Church v. Rouillard

Decision Date06 March 2019
Docket NumberNo. 2:15-cv-02165-KJM-EFB,2:15-cv-02165-KJM-EFB
CourtU.S. District Court — Eastern District of California
Parties Foothill CHURCH, Calvary Chapel Chino Hills, and Shepherd of the Hills Church, Plaintiffs, v. Michelle ROUILLARD, in her official capacity as Director of the California Department of Managed Health Care, Defendant.

Alexander Miles Medina, Medina McKelvey LLP, Roseville, CA, Erik Stanley, Pro Hac Vice, Jeremiah Galus, Pro Hac Vice, Kevin Hayden Theriot, Pro Hac Vice, Alliance Defending Freedom, Scottsdale, AZ, for Plaintiffs.

Hadara Rachel Stanton, Joshua Sondheimer, Attorney General's Office for the State of California Department of Justice, San Francisco, CA, for Defendant.

ORDER

Kimberly J. Mueller, UNITED STATES DISTRICT JUDGE

This action arises from letters the California Department of Managed Health Care ("DMHC") issued to seven private health insurers, which required them to remove any limitations on or exclusions of abortion services from the health care coverage they offer. Second Am. Compl. ("SAC"), Ex. 1, ECF No. 72-1. Plaintiffs Foothill Church, Calvary Chapel Chino Hills and Shepherd of the Hills Church ("plaintiffs"), three churches who offer their employees DMHC-regulated health coverage through these insurers, filed this action against defendant Michelle Rouillard ("defendant"), Director of the DMHC, alleging the letters violate the plaintiffs' constitutional rights under the First and Fourteenth Amendments. This matter is before the court on defendant's motion to dismiss the Second Amended Complaint.
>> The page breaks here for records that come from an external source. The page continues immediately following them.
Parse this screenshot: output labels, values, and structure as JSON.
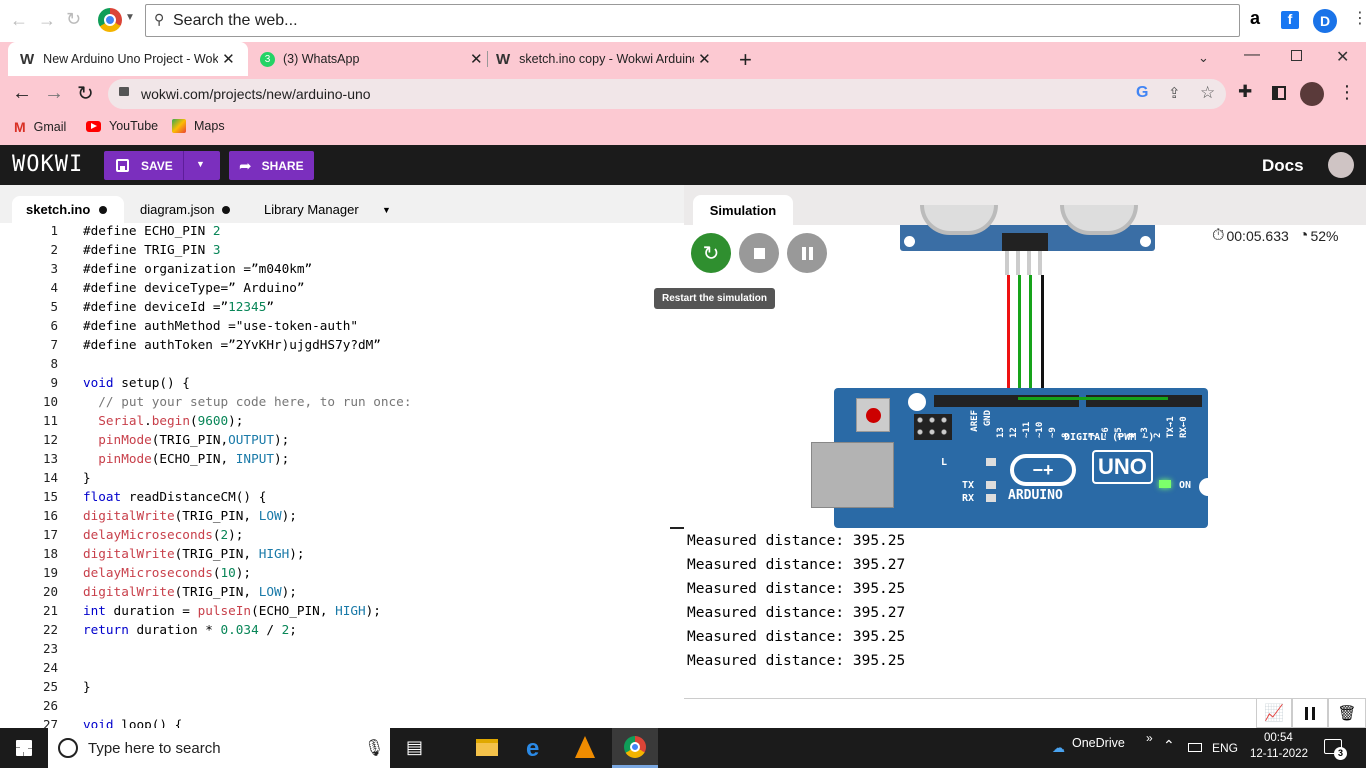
{
  "browser": {
    "search_placeholder": "Search the web...",
    "tabs": [
      {
        "title": "New Arduino Uno Project - Wokwi",
        "icon": "wokwi-icon"
      },
      {
        "title": "(3) WhatsApp",
        "icon": "whatsapp-icon"
      },
      {
        "title": "sketch.ino copy - Wokwi Arduino",
        "icon": "wokwi-icon"
      }
    ],
    "url": "wokwi.com/projects/new/arduino-uno",
    "bookmarks": [
      "Gmail",
      "YouTube",
      "Maps"
    ],
    "profile_letter": "D",
    "accent": "#fcc9d2"
  },
  "wokwi": {
    "logo": "WOKWI",
    "save_label": "SAVE",
    "share_label": "SHARE",
    "docs_label": "Docs"
  },
  "editor": {
    "tabs": [
      "sketch.ino",
      "diagram.json",
      "Library Manager"
    ],
    "lines": [
      "#define ECHO_PIN 2",
      "#define TRIG_PIN 3",
      "#define organization =”m040km”",
      "#define deviceType=” Arduino”",
      "#define deviceId =”12345”",
      "#define authMethod =\"use-token-auth\"",
      "#define authToken =”2YvKHr)ujgdHS7y?dM”",
      "",
      "void setup() {",
      "  // put your setup code here, to run once:",
      "  Serial.begin(9600);",
      "  pinMode(TRIG_PIN,OUTPUT);",
      "  pinMode(ECHO_PIN, INPUT);",
      "}",
      "float readDistanceCM() {",
      "digitalWrite(TRIG_PIN, LOW);",
      "delayMicroseconds(2);",
      "digitalWrite(TRIG_PIN, HIGH);",
      "delayMicroseconds(10);",
      "digitalWrite(TRIG_PIN, LOW);",
      "int duration = pulseIn(ECHO_PIN, HIGH);",
      "return duration * 0.034 / 2;",
      "",
      "",
      "}",
      "",
      "void loop() {"
    ]
  },
  "simulation": {
    "tab_label": "Simulation",
    "timer": "00:05.633",
    "speed": "52%",
    "tooltip": "Restart the simulation",
    "board_labels": {
      "uno": "UNO",
      "arduino": "ARDUINO",
      "on": "ON",
      "digital": "DIGITAL (PWM ~)",
      "tx": "TX",
      "rx": "RX",
      "l": "L",
      "aref": "AREF",
      "gnd": "GND",
      "pins": [
        "13",
        "12",
        "~11",
        "~10",
        "~9",
        "8",
        "7",
        "~6",
        "~5",
        "4",
        "~3",
        "2",
        "TX→1",
        "RX←0"
      ]
    }
  },
  "serial": {
    "lines": [
      "Measured distance: 395.25",
      "Measured distance: 395.27",
      "Measured distance: 395.25",
      "Measured distance: 395.27",
      "Measured distance: 395.25",
      "Measured distance: 395.25"
    ]
  },
  "taskbar": {
    "search_placeholder": "Type here to search",
    "onedrive": "OneDrive",
    "lang": "ENG",
    "time": "00:54",
    "date": "12-11-2022",
    "notif_count": "3"
  }
}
Mot., ECF No. 75. Plaintiffs oppose the motion. Opp'n, ECF No. 77. Defendant has replied. Reply, ECF No. 78. The motion was submitted without oral argument and, as explained below, the court GRANTS the motion.

I. STATUTORY FRAMEWORK

In California, the DMHC and the California Department of Insurance ("CDI") oversee regulation of the health care industry. The DMHC regulates "health care service plans" under the Knox Keene Health Care Service Plan Act of 1975 ("Knox Keene Act"), Cal. Health & Safety Code §§ 1340 et seq. The Knox Keene Act defines "health care service plans" as "[a]ny person who undertakes to arrange for the provision of health care services to subscribers or enrollees, or to pay for or to reimburse any part of the cost for those services, in return for a prepaid or periodic charge paid by or on behalf of the subscribers or enrollees." Cal. Health & Safety Code § 1345(f)(1). Health maintenance organizations ("HMOs") and other structured managed care organizations ("MCOs") are "health care service plans" under this definition. Rea v. Blue Shield of Cal. , 226 Cal. App. 4th 1209, 1215, 172 Cal.Rptr.3d 823 (2014).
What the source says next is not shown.